The young guard stood outside the room where they stored fire-clay piping. His thumbs hooked into the Sam Browne belt supporting a holstered revolver, while he watched the female prisoners unload the large fire-clay conduits. Beside him a willow tree — its pussy willows stripped by human hands each spring — was struggling to recover. The guard gazed at the mountain of wartime scrap; at the piles of fire-blackened metal hospital beds, gutted x-ray machines, cardiographs, and other medical devices; at a stack of disabled typewriters, the consequence, he assumed, of a direct hit on a typewriter factory, their keys grinning in the sunlight like teeth in a dead man’s skull.
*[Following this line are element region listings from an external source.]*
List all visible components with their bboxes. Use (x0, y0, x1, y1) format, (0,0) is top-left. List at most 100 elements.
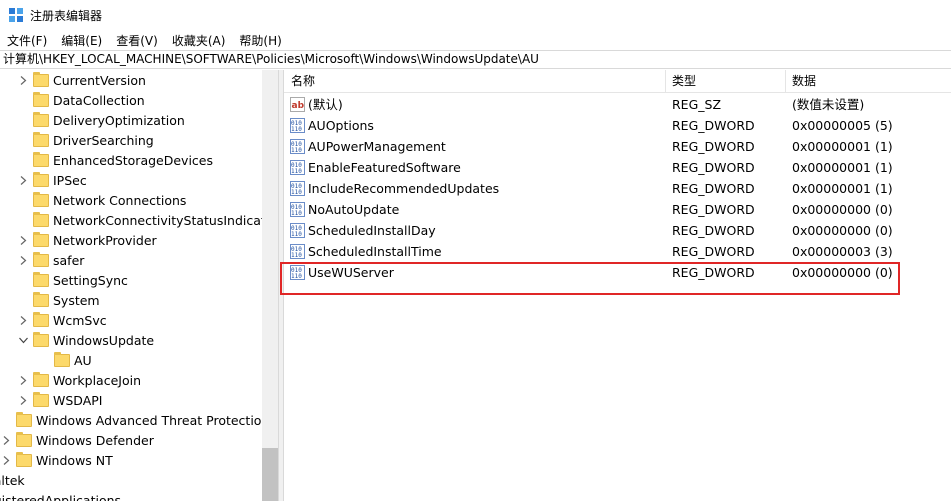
tree-item[interactable]: AU (38, 350, 92, 370)
chevron-right-icon[interactable] (17, 170, 29, 190)
chevron-right-icon[interactable] (17, 310, 29, 330)
tree-item[interactable]: IPSec (17, 170, 87, 190)
tree-item[interactable]: SettingSync (17, 270, 128, 290)
value-row[interactable]: ab (默认) REG_SZ (数值未设置) (284, 94, 951, 115)
value-row[interactable]: 010 110 AUPowerManagement REG_DWORD 0x000000… (284, 136, 951, 157)
value-name: AUPowerManagement (308, 139, 446, 154)
tree-item-label: DriverSearching (53, 132, 154, 148)
tree-item[interactable]: safer (17, 250, 84, 270)
value-row[interactable]: 010 110 IncludeRecommendedUpdates REG_DWORD… (284, 178, 951, 199)
tree-item[interactable]: ealtek (0, 470, 25, 490)
tree-item[interactable]: EnhancedStorageDevices (17, 150, 213, 170)
tree-item[interactable]: DataCollection (17, 90, 145, 110)
folder-icon (16, 431, 32, 447)
tree-scrollbar-thumb[interactable] (262, 448, 278, 501)
value-name: NoAutoUpdate (308, 202, 400, 217)
value-data: 0x00000001 (1) (792, 139, 893, 154)
value-type: REG_SZ (672, 97, 722, 112)
tree-item[interactable]: WcmSvc (17, 310, 107, 330)
dword-value-icon: 010 110 (290, 223, 305, 238)
value-row[interactable]: 010 110 NoAutoUpdate REG_DWORD 0x00000000 (0… (284, 199, 951, 220)
dword-value-icon: 010 110 (290, 139, 305, 154)
chevron-right-icon[interactable] (17, 250, 29, 270)
tree-item[interactable]: DeliveryOptimization (17, 110, 185, 130)
tree-item[interactable]: WindowsUpdate (17, 330, 154, 350)
value-data: 0x00000000 (0) (792, 223, 893, 238)
tree-item-label: NetworkConnectivityStatusIndicator (53, 212, 278, 228)
key-tree[interactable]: CurrentVersion DataCollection DeliveryOpti… (0, 70, 278, 501)
tree-item[interactable]: Windows Defender (0, 430, 154, 450)
menu-file[interactable]: 文件(F) (7, 32, 47, 49)
tree-item[interactable]: WorkplaceJoin (17, 370, 141, 390)
value-type: REG_DWORD (672, 244, 755, 259)
tree-item[interactable]: DriverSearching (17, 130, 154, 150)
value-name: ScheduledInstallTime (308, 244, 442, 259)
folder-icon (16, 411, 32, 427)
value-row[interactable]: 010 110 EnableFeaturedSoftware REG_DWORD 0x0… (284, 157, 951, 178)
chevron-right-icon[interactable] (0, 450, 12, 470)
tree-item-label: WindowsUpdate (53, 332, 155, 348)
menu-edit[interactable]: 编辑(E) (61, 32, 102, 49)
column-name-header[interactable]: 名称 (284, 70, 665, 93)
tree-item[interactable]: egisteredApplications (0, 490, 121, 501)
title-bar: 注册表编辑器 (0, 0, 951, 30)
tree-item[interactable]: System (17, 290, 100, 310)
column-type-header[interactable]: 类型 (665, 70, 785, 93)
tree-item-label: ealtek (0, 472, 25, 488)
tree-item[interactable]: WSDAPI (17, 390, 102, 410)
menu-help[interactable]: 帮助(H) (239, 32, 281, 49)
value-row[interactable]: 010 110 ScheduledInstallTime REG_DWORD 0x000… (284, 241, 951, 262)
tree-item-label: WSDAPI (53, 392, 103, 408)
tree-item[interactable]: NetworkProvider (17, 230, 157, 250)
chevron-right-icon[interactable] (17, 370, 29, 390)
tree-item-label: CurrentVersion (53, 72, 146, 88)
chevron-right-icon[interactable] (17, 230, 29, 250)
value-data: 0x00000001 (1) (792, 181, 893, 196)
svg-text:110: 110 (291, 168, 302, 175)
tree-item[interactable]: Windows NT (0, 450, 113, 470)
folder-icon (33, 151, 49, 167)
folder-icon (33, 231, 49, 247)
value-row[interactable]: 010 110 ScheduledInstallDay REG_DWORD 0x0000… (284, 220, 951, 241)
tree-item-label: egisteredApplications (0, 492, 122, 501)
tree-item[interactable]: Network Connections (17, 190, 186, 210)
tree-item-label: safer (53, 252, 85, 268)
tree-item[interactable]: Windows Advanced Threat Protection (0, 410, 269, 430)
value-row[interactable]: 010 110 AUOptions REG_DWORD 0x00000005 (5) (284, 115, 951, 136)
value-type: REG_DWORD (672, 139, 755, 154)
folder-icon (54, 351, 70, 367)
value-data: 0x00000005 (5) (792, 118, 893, 133)
annotation-highlight-box (280, 262, 900, 295)
tree-item-label: NetworkProvider (53, 232, 157, 248)
menu-favorites[interactable]: 收藏夹(A) (172, 32, 226, 49)
tree-item[interactable]: CurrentVersion (17, 70, 146, 90)
tree-item[interactable]: NetworkConnectivityStatusIndicator (17, 210, 278, 230)
value-name: IncludeRecommendedUpdates (308, 181, 500, 196)
tree-item-label: WorkplaceJoin (53, 372, 142, 388)
address-bar[interactable]: 计算机\HKEY_LOCAL_MACHINE\SOFTWARE\Policies… (0, 50, 951, 69)
dword-value-icon: 010 110 (290, 202, 305, 217)
value-name: EnableFeaturedSoftware (308, 160, 461, 175)
chevron-right-icon[interactable] (0, 430, 12, 450)
folder-icon (33, 171, 49, 187)
chevron-down-icon[interactable] (17, 330, 29, 350)
svg-text:110: 110 (291, 126, 302, 133)
column-data-header[interactable]: 数据 (785, 70, 951, 93)
value-type: REG_DWORD (672, 160, 755, 175)
tree-scrollbar[interactable] (262, 70, 278, 501)
svg-text:110: 110 (291, 147, 302, 154)
menu-view[interactable]: 查看(V) (116, 32, 158, 49)
folder-icon (33, 131, 49, 147)
tree-item-label: Network Connections (53, 192, 187, 208)
window-title: 注册表编辑器 (30, 9, 103, 23)
chevron-right-icon[interactable] (17, 390, 29, 410)
menu-bar: 文件(F) 编辑(E) 查看(V) 收藏夹(A) 帮助(H) (0, 30, 951, 50)
chevron-right-icon[interactable] (17, 70, 29, 90)
svg-text:110: 110 (291, 231, 302, 238)
value-name: ScheduledInstallDay (308, 223, 436, 238)
tree-item-label: SettingSync (53, 272, 128, 288)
Scattered among the mangled letters were tiny beads of greenish glass, the remnants of windows melted in a fire-bombing that had consumed everything, even the cobblestones and the very air itself. A child’s crib sat on top of the pile of typewriters, and fixed to the metal headboard was a colored tinplate print depicting a little girl in a white dress walking across a chasm on a narrow footbridge. Hovering above the girl, almost touching her back with its hands, was a guardian angel, also in white, with two large wings, like twin brides. The young man’s complexion was pale, and he had deep creases, like knife scars, on each side of his mouth. He stared at the picture, took out a pocket watch, paused a moment, guessed it was one o’clock, then looked at the dial, but as usual he was half-an-hour off. Two workers in aprons pushed a dolly into the storeroom and began to stack it with the fire-clay conduits the female prisoners had unloaded.